Multivalence, Redemption, and Biblical Texts
Nearly every form of Christian interpretation adheres to some form of multivalence in interpreting the biblical text. Some more than others. An example of this would be Jer 29:11, “For surely I know the plans I have for you, says the LORD, plans for your welfare and not for harm, to give you a future with hope.” Many would agree that the original context for this verse is to be understood corporately as speaking to the exiles of Judah in Babylon. However, it is still considered proper in Christian circles to understand this verse individually and as also saying something to its modern listeners, so God can still “speak” through this verse.
Not only does nearly every form of Christianity include some form of multivalence in its interpretation but the variability in the multivalence is flexible. So, for instance, in some interpretive cases the multivalence is basically a “that” is “this” situation. For example, “Love the Lord your God with all your heart…”; as then, so now. In others, the original “meaning” has very little to do with the later or modern “meaning”; for example, Hebrew prophecy.
To complicate matters further, every form of Christian interpretation elevates certain books and sections of Scriptures while suppressing others. Leviticus 19 is a famous example of this: “You shall not steal…” OK, “You shall not render an unjust judgment; you shall not be partial to the poor or defer to the great,” yep, got it, good stuff God, “you shall love your neighbor as yourself,” Amen, Jesus said that too! And then all of a sudden, “nor shall you put on a garment made of two different materials.”
Um, yeah… have you seen this shirt God? Just. Too. Sweet. Well, I guess that was just for the ancients; it doesn’t apply anymore. Of course, there are many more examples: when’s the last time you greeted someone with a holy kiss? Drank a little wine for your tummy ache… and on and on.
For the Christian there is theological justification for this interpretive trend. Heb 4:12 states, “the word of God is living and active.” Therefore, in a pneumatic understanding of Scripture the Word of God can speak into new and contemporary situations in fresh ways. However…

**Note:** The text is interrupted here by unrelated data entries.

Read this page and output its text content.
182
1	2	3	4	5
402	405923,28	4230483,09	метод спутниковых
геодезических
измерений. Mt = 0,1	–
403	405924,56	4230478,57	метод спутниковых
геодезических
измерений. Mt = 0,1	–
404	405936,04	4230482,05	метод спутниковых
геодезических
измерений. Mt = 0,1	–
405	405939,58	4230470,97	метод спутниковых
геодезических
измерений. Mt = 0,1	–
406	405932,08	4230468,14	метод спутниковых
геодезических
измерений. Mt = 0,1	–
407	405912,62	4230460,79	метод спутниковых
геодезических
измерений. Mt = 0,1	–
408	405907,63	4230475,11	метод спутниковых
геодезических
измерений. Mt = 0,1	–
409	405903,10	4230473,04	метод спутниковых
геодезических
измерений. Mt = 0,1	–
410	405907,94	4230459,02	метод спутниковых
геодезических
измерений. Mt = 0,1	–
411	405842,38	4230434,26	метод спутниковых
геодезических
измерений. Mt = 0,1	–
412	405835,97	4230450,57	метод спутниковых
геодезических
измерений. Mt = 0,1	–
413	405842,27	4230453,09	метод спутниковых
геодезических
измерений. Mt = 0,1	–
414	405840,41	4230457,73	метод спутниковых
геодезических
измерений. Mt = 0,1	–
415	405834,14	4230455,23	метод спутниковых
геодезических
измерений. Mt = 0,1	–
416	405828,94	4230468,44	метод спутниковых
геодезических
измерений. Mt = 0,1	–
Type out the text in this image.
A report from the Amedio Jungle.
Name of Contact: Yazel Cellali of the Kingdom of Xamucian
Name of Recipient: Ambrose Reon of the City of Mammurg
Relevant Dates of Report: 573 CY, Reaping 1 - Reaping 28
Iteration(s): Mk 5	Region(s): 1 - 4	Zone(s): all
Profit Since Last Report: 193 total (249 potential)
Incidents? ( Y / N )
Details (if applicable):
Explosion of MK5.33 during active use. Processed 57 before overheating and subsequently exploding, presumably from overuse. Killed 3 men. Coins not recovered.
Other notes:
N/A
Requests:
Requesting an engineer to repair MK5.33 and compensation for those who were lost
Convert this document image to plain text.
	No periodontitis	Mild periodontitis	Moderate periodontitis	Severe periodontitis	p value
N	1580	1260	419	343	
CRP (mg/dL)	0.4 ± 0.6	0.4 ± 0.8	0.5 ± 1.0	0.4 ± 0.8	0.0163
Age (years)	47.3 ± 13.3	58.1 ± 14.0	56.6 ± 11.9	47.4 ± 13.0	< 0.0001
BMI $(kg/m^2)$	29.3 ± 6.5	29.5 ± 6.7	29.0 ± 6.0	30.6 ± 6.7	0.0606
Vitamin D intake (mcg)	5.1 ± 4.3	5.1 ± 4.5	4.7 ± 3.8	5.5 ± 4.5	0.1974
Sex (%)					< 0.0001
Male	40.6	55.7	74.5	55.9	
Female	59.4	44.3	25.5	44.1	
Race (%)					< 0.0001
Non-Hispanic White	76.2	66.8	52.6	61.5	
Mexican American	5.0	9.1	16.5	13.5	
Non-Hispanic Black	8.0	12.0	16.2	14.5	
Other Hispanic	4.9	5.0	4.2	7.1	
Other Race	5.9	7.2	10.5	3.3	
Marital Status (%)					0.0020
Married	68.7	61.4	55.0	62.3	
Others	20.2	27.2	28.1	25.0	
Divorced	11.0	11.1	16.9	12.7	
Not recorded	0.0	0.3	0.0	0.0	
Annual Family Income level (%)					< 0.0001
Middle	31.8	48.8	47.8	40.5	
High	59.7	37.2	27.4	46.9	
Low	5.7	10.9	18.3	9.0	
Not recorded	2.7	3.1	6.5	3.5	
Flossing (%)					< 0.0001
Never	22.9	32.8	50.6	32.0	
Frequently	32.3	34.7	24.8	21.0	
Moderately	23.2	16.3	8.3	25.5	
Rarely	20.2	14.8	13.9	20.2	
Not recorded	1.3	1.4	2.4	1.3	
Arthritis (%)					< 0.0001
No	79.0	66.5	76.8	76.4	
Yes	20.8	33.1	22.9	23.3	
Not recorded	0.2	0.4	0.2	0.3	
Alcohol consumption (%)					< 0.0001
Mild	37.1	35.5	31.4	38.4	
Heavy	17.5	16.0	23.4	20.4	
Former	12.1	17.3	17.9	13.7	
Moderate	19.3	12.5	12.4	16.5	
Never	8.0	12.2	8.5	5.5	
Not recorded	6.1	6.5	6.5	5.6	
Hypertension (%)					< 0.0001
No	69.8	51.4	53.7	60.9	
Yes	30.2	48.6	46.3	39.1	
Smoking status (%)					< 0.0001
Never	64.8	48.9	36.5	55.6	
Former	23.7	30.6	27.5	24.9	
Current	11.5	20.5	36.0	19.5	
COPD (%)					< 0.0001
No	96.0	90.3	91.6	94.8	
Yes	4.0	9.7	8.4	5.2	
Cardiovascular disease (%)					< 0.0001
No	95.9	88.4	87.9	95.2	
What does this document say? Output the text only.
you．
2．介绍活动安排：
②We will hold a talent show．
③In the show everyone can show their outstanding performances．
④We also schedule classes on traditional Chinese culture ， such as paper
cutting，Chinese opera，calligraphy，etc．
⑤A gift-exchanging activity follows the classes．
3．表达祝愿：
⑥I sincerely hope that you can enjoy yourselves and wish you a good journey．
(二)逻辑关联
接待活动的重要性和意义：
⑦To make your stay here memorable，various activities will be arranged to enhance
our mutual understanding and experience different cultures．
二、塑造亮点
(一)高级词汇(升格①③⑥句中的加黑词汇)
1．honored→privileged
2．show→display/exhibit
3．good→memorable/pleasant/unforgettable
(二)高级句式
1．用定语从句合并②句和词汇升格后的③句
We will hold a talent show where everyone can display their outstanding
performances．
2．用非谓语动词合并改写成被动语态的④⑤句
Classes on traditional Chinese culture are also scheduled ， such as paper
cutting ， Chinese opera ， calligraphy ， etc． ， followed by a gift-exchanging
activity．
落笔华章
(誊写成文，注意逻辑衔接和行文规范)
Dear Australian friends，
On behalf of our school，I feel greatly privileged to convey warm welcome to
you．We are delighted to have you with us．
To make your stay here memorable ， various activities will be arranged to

There’s always a “however”!
It would seem to me that many Christians, or conservative exegetical approaches, would favor or assume much less multivalence, so the exegetical approach or pastoral assumption is that one can find the original “meaning” and then apply that meaning to the modern audience. This would mean very often then assuming some sort of neutral history reporting on the part of some OT authors, prediction for the prophets, and worship songs (in the modern sense) messianic hymns (about Jesus) for the Psalmist.
But what about texts that scholars would posit, especially using the process of deconstruction, were much more polemical in their original “meaning.” What if some of the early Davidic stories were told in such a fashion that they tried to clean David’s image up? What if Jonah was a didactic story? What if the prophets were not predicting? What if the Zadokites were using writing to secure power?
I’m assuming that many Christians would cognitively need OT texts that were as close in meaning to their own understanding and reading values as much as possible. But theologically is that necessary?
The core of the Christian faith is not the OT. The core of the Christian faith is not the interpretation of the OT. The core of the Christian faith is not the genres of the OT.
The core of the Christian faith is the incarnation, death, and resurrection of Jesus.
This core entails a great reversal. Sinful, powerful elites use their position and authority to murder Jesus; however, in a great reversal what they intend for evil God instead used for good. The Christian position is that God redeemed the worst possible event into salvation for all mankind.
In a similar manner, biblical texts could have been written by men with their own sinful interests at heart; however, what they intended for their purposes and to secure their own good, God instead used for his.
Multivalent redemption of biblical texts.
Once again, like yesterday’s post, there is an irony here. While the above suggestion may of course upset many Christians, what you would have is a consistency between the books of the OT and the redemptive plan of God in the NT. If one is to assert that Jesus is God in the flesh, and he enacts a redemptive plan that turns man’s plans on their own head, should we then be surprised when this is how God acts as author?
With yesterday’s and today’s posts I have begun a conversation between biblical studies and theology. Good, bad, indifferent? Can this be done? Thoughts?